Ben 26 Mayıs 1939 yılında Edremit’te bir muhacir mahallesinde dünyaya geldim. Ailem ve daha sonra 50 yıllık hayat arkadaşım eşimin aile geçmişi incelendiğinde kökenlerimizin Rumeli ve Girit olduğu anlaşılmaktadır. Büyüdüğüm mahalle tam bir muhacir mahallesi idi. Mahallede Bulgaristan ve Yunanistan’dan (Selanik)  gelenler yanında Arnavut, Boşnak, Giritli, Adalı (Midilli adasından gelenler), Makedon, Pomak ve azda olsa Anadolu’dan zorunlu göçe uğramış aileler yaşamaktaydı. O zaman dilimi, genç Cumhuriyetin henüz daha köylü sınıfsal yapısı ve muhacir olarak gelenlerin mübadeleden önce imparatorluğun Balkanlarda 1912 – 1913 yıllarında bozguna uğraması sonucu tüm varlıklarını bırakarak kaçmak zorunda kalan ailelerden oluşması nedeniyle yoksulluk yıllarıydı
Ancak tüm yoksulluğa rağmen çocukluğumu yaşadığım bu muhacir mahallesinde yaşanan hayat çok zengindi. Mahalle dayanışması inanılmaz boyutlardaydı. Mahallenin fakirleri sanki organize edilmiş gibi diğer aileler tarafından sürekli gözlenirdi. Çok farklı orijine sahip bu kadar karışık ailelerin küçük bir nişte ahenk içinde yaşamlarının sırrına bugün dahi varmış değilim. Zannederim büyük imparatorluğun Rumeli’deki yaşam şekli bizim o yoksul Kuzey Ege mahallemizde tekrar yaşanıyor olmasıdır. Akşamları hanımların ut ile yaptıkları meşkler mahallede inanılmaz tınılar yaratırdı. Bugünün madden daha zengin mahalle yaşam şekillerine bakın. Maalesef o çok zengin, imbikten süzülmüş imparatorluk yaşam şekli ve keyfinden eser kalmamıştır. Bugün çevreme baktığımda yaşanan tahammülsüzlüğü hayretle izlemekteyim.
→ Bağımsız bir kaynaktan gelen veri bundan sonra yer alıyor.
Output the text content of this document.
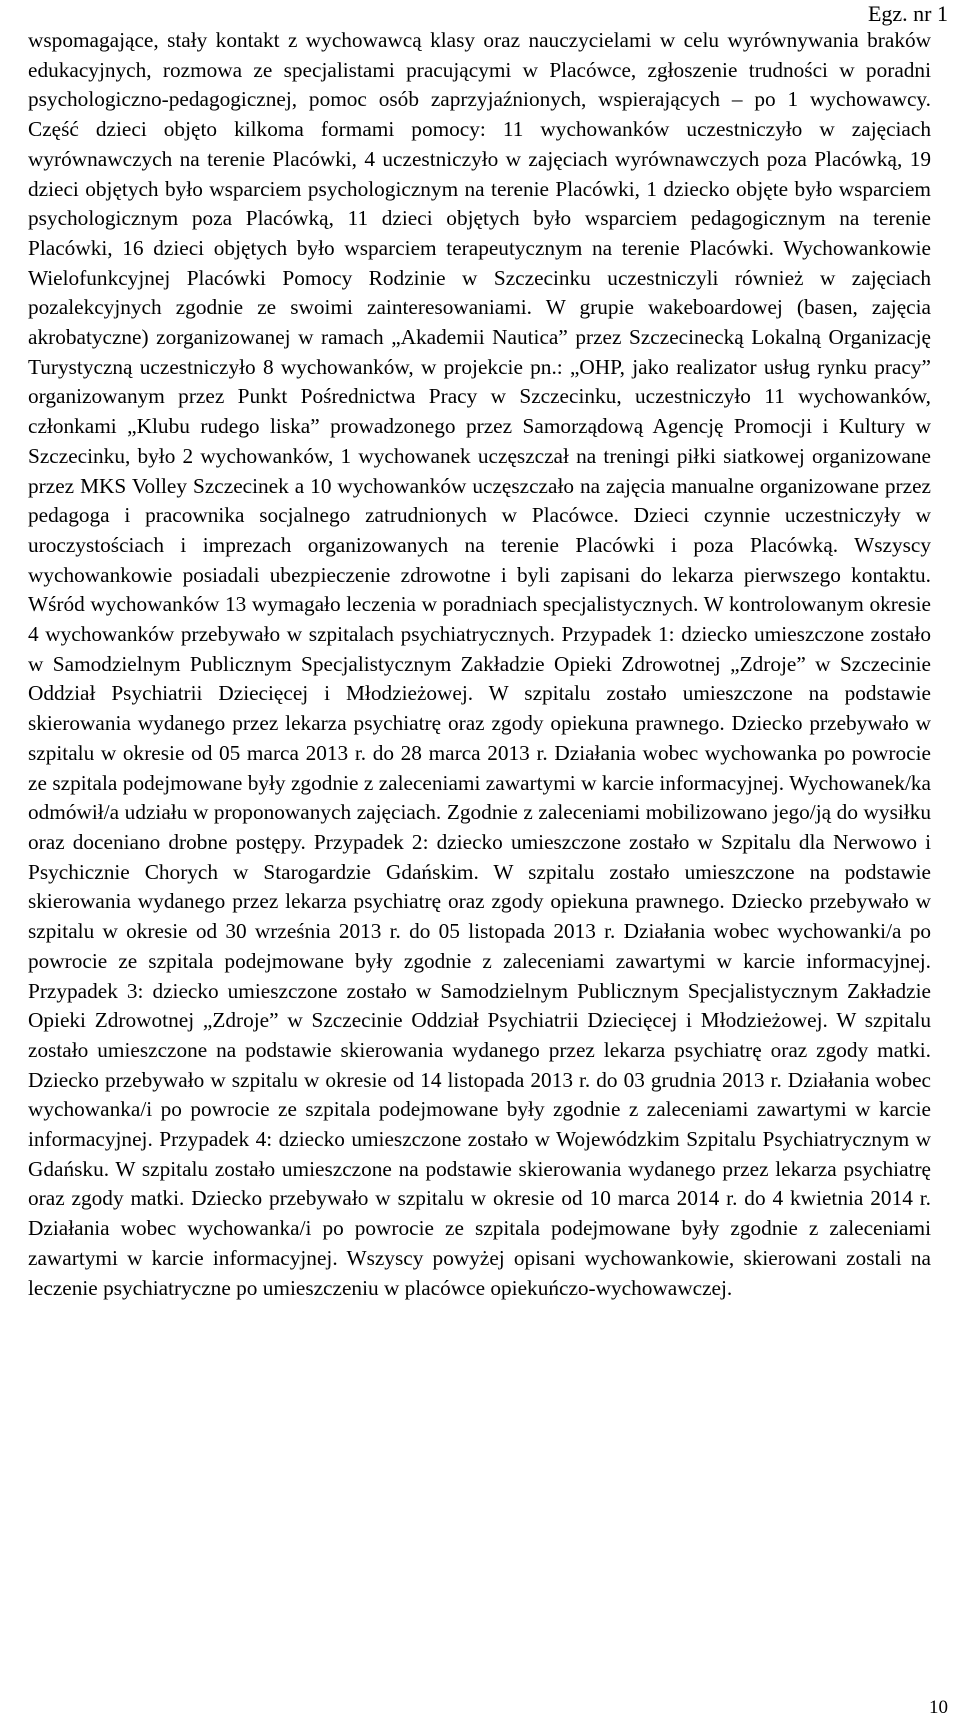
Egz. nr 1

wspomagające, stały kontakt z wychowawcą klasy oraz nauczycielami w celu wyrównywania braków edukacyjnych, rozmowa ze specjalistami pracującymi w Placówce, zgłoszenie trudności w poradni psychologiczno-pedagogicznej, pomoc osób zaprzyjaźnionych, wspierających – po 1 wychowawcy. Część dzieci objęto kilkoma formami pomocy: 11 wychowanków uczestniczyło w zajęciach wyrównawczych na terenie Placówki, 4 uczestniczyło w zajęciach wyrównawczych poza Placówką, 19 dzieci objętych było wsparciem psychologicznym na terenie Placówki, 1 dziecko objęte było wsparciem psychologicznym poza Placówką, 11 dzieci objętych było wsparciem pedagogicznym na terenie Placówki, 16 dzieci objętych było wsparciem terapeutycznym na terenie Placówki. Wychowankowie Wielofunkcyjnej Placówki Pomocy Rodzinie w Szczecinku uczestniczyli również w zajęciach pozalekcyjnych zgodnie ze swoimi zainteresowaniami. W grupie wakeboardowej (basen, zajęcia akrobatyczne) zorganizowanej w ramach „Akademii Nautica” przez Szczecinecką Lokalną Organizację Turystyczną uczestniczyło 8 wychowanków, w projekcie pn.: „OHP, jako realizator usług rynku pracy” organizowanym przez Punkt Pośrednictwa Pracy w Szczecinku, uczestniczyło 11 wychowanków, członkami „Klubu rudego liska” prowadzonego przez Samorządową Agencję Promocji i Kultury w Szczecinku, było 2 wychowanków, 1 wychowanek uczęszczał na treningi piłki siatkowej organizowane przez MKS Volley Szczecinek a 10 wychowanków uczęszczało na zajęcia manualne organizowane przez pedagoga i pracownika socjalnego zatrudnionych w Placówce. Dzieci czynnie uczestniczyły w uroczystościach i imprezach organizowanych na terenie Placówki i poza Placówką. Wszyscy wychowankowie posiadali ubezpieczenie zdrowotne i byli zapisani do lekarza pierwszego kontaktu. Wśród wychowanków 13 wymagało leczenia w poradniach specjalistycznych. W kontrolowanym okresie 4 wychowanków przebywało w szpitalach psychiatrycznych. Przypadek 1: dziecko umieszczone zostało w Samodzielnym Publicznym Specjalistycznym Zakładzie Opieki Zdrowotnej „Zdroje” w Szczecinie Oddział Psychiatrii Dziecięcej i Młodzieżowej. W szpitalu zostało umieszczone na podstawie skierowania wydanego przez lekarza psychiatrę oraz zgody opiekuna prawnego. Dziecko przebywało w szpitalu w okresie od 05 marca 2013 r. do 28 marca 2013 r. Działania wobec wychowanka po powrocie ze szpitala podejmowane były zgodnie z zaleceniami zawartymi w karcie informacyjnej. Wychowanek/ka odmówił/a udziału w proponowanych zajęciach. Zgodnie z zaleceniami mobilizowano jego/ją do wysiłku oraz doceniano drobne postępy. Przypadek 2: dziecko umieszczone zostało w Szpitalu dla Nerwowo i Psychicznie Chorych w Starogardzie Gdańskim. W szpitalu zostało umieszczone na podstawie skierowania wydanego przez lekarza psychiatrę oraz zgody opiekuna prawnego. Dziecko przebywało w szpitalu w okresie od 30 września 2013 r. do 05 listopada 2013 r. Działania wobec wychowanki/a po powrocie ze szpitala podejmowane były zgodnie z zaleceniami zawartymi w karcie informacyjnej. Przypadek 3: dziecko umieszczone zostało w Samodzielnym Publicznym Specjalistycznym Zakładzie Opieki Zdrowotnej „Zdroje” w Szczecinie Oddział Psychiatrii Dziecięcej i Młodzieżowej. W szpitalu zostało umieszczone na podstawie skierowania wydanego przez lekarza psychiatrę oraz zgody matki. Dziecko przebywało w szpitalu w okresie od 14 listopada 2013 r. do 03 grudnia 2013 r. Działania wobec wychowanka/i po powrocie ze szpitala podejmowane były zgodnie z zaleceniami zawartymi w karcie informacyjnej. Przypadek 4: dziecko umieszczone zostało w Wojewódzkim Szpitalu Psychiatrycznym w Gdańsku. W szpitalu zostało umieszczone na podstawie skierowania wydanego przez lekarza psychiatrę oraz zgody matki. Dziecko przebywało w szpitalu w okresie od 10 marca 2014 r. do 4 kwietnia 2014 r. Działania wobec wychowanka/i po powrocie ze szpitala podejmowane były zgodnie z zaleceniami zawartymi w karcie informacyjnej. Wszyscy powyżej opisani wychowankowie, skierowani zostali na leczenie psychiatryczne po umieszczeniu w placówce opiekuńczo-wychowawczej.

10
İlk ve Orta Okulu Edremit’te bitirdikten sonra Lise eğitimi için Balıkesir’e gidilmek bir zorunluluktu. Nedense İzmir yerine körfez ilçelerinden çocuklar Balıkesir lisesine yatılı olarak gönderilirdi. Kız çocuklar ise bir aile büyüğü ile kiraladıkları evlerden lise eğitimi için Balıkesir’e gelirlerdi.  .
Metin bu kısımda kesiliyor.